У входа в «Саргассо», глумясь над гомиками и тараторя по-арабски, сидит группа озлобленных националистов... Величавой походкой приближаются Клем и Джоди, разодетые, как Капиталист на коммунистической фреске.
КЛЕМ: Мы пришли питаться вашей отсталостью.
ДЖОДИ: Говоря словами Бессмертного Барда, жиреть на этих маврах.
НАЦИОНАЛИСТ: Свинья! Мразь! Собачий сын! Ты что, не видишь — мои люди голодны!
КЛЕМ: Такими я их видеть и хочу.
Отравленный ненавистью, националист падает замертво... Подлетает д-р Бенвей: «Отойдите все подальше, дайте мне место. — Он берет кровь на анализ. — Ну что ж, больше ничем помочь не могу. Уходя — уходи».
Поддельная переносная рождественская елка ярко горит на мусорных кучах родного дома, где мальчики дрочат в школьной уборной — сколько юных спазмов на том старом дубовом сиденье, истертом гладко, как золото...
Спи долго в долине Красной Реки, где опутаны паутиной темные окна и мальчишеские кости...
Два чернокожих педрилы в ярости орут друг на друга.
ПЕДРИЛА 1: Заткнись, ты, дешевая гранулемная манда... Недаром клиенты зовут тебя Мерзкая Лу.
ДЕКЛАМАТОРША: А между ног-то у девочки кое-что аппетитное.
ПЕДРИЛА 2: Мяу-мяу. — Он напяливает леопардовую шкуру с железными когтями...
ПЕДРИЛА 1: Ого! Светская Дама! — Он с воплями бросается бежать по Рынку, преследуемый хрюкающим, рычащим трансвеститом...
Клем ставит подножку спастическому паралитику[65] и отбирает у него костыли... Он разыгрывает отвратительную пародию, подергиваясь и пуская слюни...
В отдалении шум мятежа — тысяча истеричных жителей Померании.
Ставни магазинов хлопают, как гильотины. В воздухе застыли напитки и подносы, а хозяева уже внутри — туда их всосала паника.
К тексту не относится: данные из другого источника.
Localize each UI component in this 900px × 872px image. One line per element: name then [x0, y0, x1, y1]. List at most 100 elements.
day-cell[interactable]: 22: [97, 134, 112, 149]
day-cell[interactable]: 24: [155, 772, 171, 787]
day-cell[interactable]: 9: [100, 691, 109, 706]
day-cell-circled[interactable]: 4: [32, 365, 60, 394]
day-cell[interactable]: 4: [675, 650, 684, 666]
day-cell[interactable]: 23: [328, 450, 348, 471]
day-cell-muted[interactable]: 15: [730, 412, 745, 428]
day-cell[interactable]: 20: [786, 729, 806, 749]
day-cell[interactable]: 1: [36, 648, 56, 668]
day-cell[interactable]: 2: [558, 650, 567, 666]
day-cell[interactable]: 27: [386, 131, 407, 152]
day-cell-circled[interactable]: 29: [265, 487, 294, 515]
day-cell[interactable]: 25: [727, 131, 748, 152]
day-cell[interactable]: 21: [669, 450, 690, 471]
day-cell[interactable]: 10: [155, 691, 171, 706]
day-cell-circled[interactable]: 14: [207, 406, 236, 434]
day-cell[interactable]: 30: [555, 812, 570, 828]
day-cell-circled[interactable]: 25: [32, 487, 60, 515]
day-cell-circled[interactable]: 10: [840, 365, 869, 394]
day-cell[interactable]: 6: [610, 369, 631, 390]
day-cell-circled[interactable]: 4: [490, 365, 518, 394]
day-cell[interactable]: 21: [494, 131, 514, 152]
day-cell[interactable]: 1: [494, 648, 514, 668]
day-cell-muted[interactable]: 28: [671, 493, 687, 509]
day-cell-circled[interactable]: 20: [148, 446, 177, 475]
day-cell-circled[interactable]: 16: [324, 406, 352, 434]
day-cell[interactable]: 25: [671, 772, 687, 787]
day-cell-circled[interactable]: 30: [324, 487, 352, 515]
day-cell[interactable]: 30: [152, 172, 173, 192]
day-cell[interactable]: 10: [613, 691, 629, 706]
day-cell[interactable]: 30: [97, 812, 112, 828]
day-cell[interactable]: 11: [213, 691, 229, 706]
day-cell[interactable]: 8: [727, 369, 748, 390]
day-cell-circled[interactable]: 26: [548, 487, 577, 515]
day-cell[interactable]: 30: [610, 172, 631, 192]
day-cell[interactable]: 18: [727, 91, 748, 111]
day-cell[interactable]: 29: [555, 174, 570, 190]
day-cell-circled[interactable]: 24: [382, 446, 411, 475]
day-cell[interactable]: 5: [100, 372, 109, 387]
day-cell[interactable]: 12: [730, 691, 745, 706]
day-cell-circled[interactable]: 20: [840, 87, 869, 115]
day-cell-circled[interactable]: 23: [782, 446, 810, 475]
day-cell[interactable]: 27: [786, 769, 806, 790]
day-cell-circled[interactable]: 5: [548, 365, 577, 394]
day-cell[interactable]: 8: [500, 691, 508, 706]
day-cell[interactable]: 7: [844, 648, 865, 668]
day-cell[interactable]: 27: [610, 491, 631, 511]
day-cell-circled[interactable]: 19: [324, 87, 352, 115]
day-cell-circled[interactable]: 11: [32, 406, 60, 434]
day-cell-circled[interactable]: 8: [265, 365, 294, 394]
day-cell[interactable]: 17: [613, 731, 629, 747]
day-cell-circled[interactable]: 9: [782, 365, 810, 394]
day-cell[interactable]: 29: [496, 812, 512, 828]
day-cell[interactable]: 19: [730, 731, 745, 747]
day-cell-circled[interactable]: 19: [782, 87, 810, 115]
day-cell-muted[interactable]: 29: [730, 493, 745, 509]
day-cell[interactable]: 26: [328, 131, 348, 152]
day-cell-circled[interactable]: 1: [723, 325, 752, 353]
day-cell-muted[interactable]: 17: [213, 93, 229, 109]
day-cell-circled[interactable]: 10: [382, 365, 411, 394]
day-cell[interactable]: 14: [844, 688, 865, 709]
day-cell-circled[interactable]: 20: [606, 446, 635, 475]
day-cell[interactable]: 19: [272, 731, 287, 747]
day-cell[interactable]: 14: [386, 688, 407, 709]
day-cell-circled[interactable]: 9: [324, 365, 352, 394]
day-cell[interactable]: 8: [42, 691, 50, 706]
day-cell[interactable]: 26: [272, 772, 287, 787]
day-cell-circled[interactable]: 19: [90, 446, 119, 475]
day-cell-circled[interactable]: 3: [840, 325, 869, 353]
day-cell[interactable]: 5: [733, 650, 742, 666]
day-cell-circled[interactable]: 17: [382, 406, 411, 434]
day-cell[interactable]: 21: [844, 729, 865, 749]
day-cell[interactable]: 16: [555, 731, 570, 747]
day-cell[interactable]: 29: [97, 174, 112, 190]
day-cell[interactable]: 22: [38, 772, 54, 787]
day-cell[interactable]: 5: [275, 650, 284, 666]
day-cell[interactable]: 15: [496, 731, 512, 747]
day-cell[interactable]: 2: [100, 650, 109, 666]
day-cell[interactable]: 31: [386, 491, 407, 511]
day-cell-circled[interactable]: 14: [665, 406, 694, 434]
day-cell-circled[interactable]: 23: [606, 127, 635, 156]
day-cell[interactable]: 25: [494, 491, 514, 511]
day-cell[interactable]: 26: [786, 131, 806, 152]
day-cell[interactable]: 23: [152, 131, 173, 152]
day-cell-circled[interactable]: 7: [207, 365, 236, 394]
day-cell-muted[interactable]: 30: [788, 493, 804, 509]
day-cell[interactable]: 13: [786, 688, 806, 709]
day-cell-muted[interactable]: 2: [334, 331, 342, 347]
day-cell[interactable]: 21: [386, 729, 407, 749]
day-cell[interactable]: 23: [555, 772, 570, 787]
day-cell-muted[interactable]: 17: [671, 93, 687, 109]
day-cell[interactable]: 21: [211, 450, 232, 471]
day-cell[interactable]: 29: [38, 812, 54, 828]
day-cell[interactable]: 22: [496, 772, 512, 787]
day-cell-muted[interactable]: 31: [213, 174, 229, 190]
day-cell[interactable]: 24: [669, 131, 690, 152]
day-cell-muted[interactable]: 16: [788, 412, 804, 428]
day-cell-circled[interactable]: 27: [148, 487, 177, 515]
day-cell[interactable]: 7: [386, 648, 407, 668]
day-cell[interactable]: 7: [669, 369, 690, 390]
ХОР ПЕДИКОВ: Нас всех изнасилуют. Я знаю, я знаю.
Они врываются в аптеку и покупают ящик полового возбудителя.
ПАРТИЙНЫЙ ЛИДЕР (театрально вытянув руку): Глас Народа!
Пощипывая низкую травку, появляется Пирсон Денежная Кукла. По приказу безжалостного командующего кармой он прячется на пустыре с неядовитыми змеями, где его унюхивает постижимый пес...
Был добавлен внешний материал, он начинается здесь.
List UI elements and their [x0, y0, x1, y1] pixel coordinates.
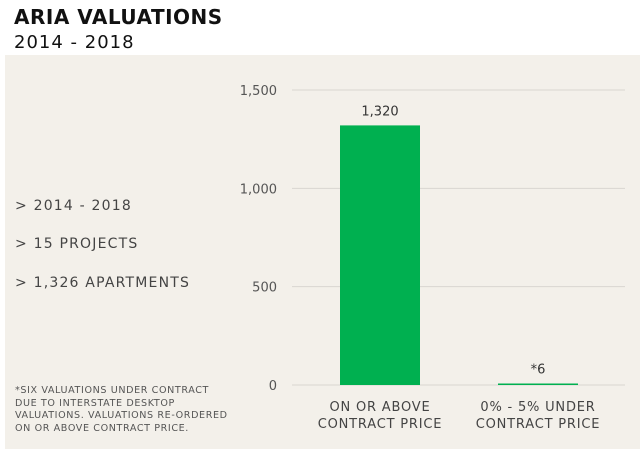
- data-label: *6: [531, 363, 546, 378]
- chart-subtitle: 2014 - 2018: [14, 32, 135, 53]
- summary-bullet-apartments: > 1,326 APARTMENTS: [15, 275, 191, 291]
- summary-bullet-period: > 2014 - 2018: [15, 198, 132, 214]
- x-category-label: 0% - 5% UNDER: [480, 400, 595, 415]
- y-tick-label: 500: [252, 281, 277, 296]
- bar: [498, 383, 578, 385]
- y-tick-label: 0: [269, 379, 277, 394]
- chart-panel: > 2014 - 2018 > 15 PROJECTS > 1,326 APAR…: [5, 55, 640, 449]
- data-label: 1,320: [361, 104, 398, 119]
- x-category-label: CONTRACT PRICE: [476, 417, 601, 432]
- x-category-label: ON OR ABOVE: [330, 400, 431, 415]
- summary-bullet-projects: > 15 PROJECTS: [15, 236, 139, 252]
- chart-title: ARIA VALUATIONS: [14, 5, 223, 29]
- x-category-label: CONTRACT PRICE: [318, 417, 443, 432]
- y-tick-label: 1,500: [240, 84, 277, 99]
- bar: [340, 125, 420, 386]
- y-tick-label: 1,000: [240, 182, 277, 197]
- footnote: *SIX VALUATIONS UNDER CONTRACT DUE TO IN…: [15, 385, 228, 434]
Рынок пуст, если не считать пьянчуги неопределенной национальности, напившегося до потери сознания и сунувшего голову в унитаз. Мятежники с торжествующими воплями врываются на Рынок и с криками «Смерть французам!» разрывают пьянчугу в клочья.
САЛЬВАДОР ХАСАН (извиваясь у замочной скважины): Только посмотрите на эти лица, единое прелестное протоплазменное существо — все в точности, как один. — Он отплясывает Ликвифракционистскую джигу.
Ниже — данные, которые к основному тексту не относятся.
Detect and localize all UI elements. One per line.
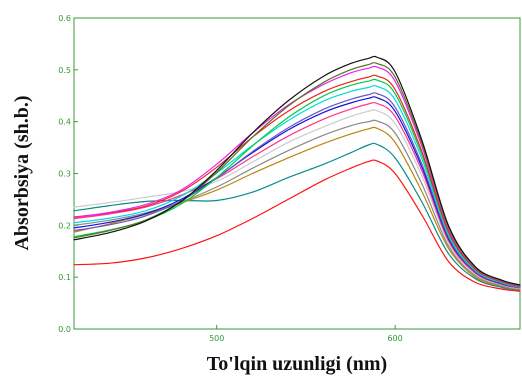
spectrum-line-2 [73, 142, 521, 291]
y-tick-label: 0.0 [58, 325, 71, 334]
spectrum-line-7 [73, 96, 521, 289]
spectrum-line-10 [73, 78, 521, 288]
spectrum-line-11 [73, 74, 521, 288]
spectrum-line-1 [73, 159, 521, 292]
spectrum-line-4 [73, 119, 521, 290]
spectrum-line-12 [73, 65, 521, 287]
x-tick-label: 600 [387, 334, 402, 343]
x-axis-title: To'lqin uzunligi (nm) [207, 353, 387, 375]
spectrum-line-9 [73, 84, 521, 288]
y-tick-label: 0.4 [58, 118, 71, 127]
ticks-group: 0.0 0.1 0.2 0.3 0.4 0.5 0.6 500 600 [58, 14, 402, 343]
plot-frame [73, 17, 521, 330]
y-tick-label: 0.1 [58, 273, 71, 282]
spectrum-line-5 [73, 109, 521, 290]
y-tick-label: 0.3 [58, 170, 71, 179]
spectrum-line-6 [73, 101, 521, 289]
y-tick-label: 0.5 [58, 66, 71, 75]
x-tick-label: 500 [209, 334, 224, 343]
y-tick-label: 0.2 [58, 221, 71, 230]
y-tick-label: 0.6 [58, 14, 71, 23]
y-axis-title: Absorbsiya (sh.b.) [11, 95, 33, 250]
series-group [73, 55, 521, 292]
spectrum-line-8 [73, 92, 521, 289]
spectrum-line-14 [73, 55, 521, 286]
Хныкающий гомик в оргазме падает на пол: «О боже, это слишком возбуждает. Будто миллион жарких трепещущих хуев».
БЕНВЕЙ: Хорошо бы взять у этих ребят кровь на анализ.
Зловеще неприметный человек — седая борода, серое лицо и поношенная бурая джеллаба — поет, не разжимая губ, с легким акцентом неведомого происхождения: «О куклы, большие красивые куклы».
Рынок занимают появившиеся со всех прилегающих улиц наряды носатых, тонкогубых полицейских с холодными серыми глазами. С хладнокровной, методичной жестокостью они избивают мятежников ногами и дубинками.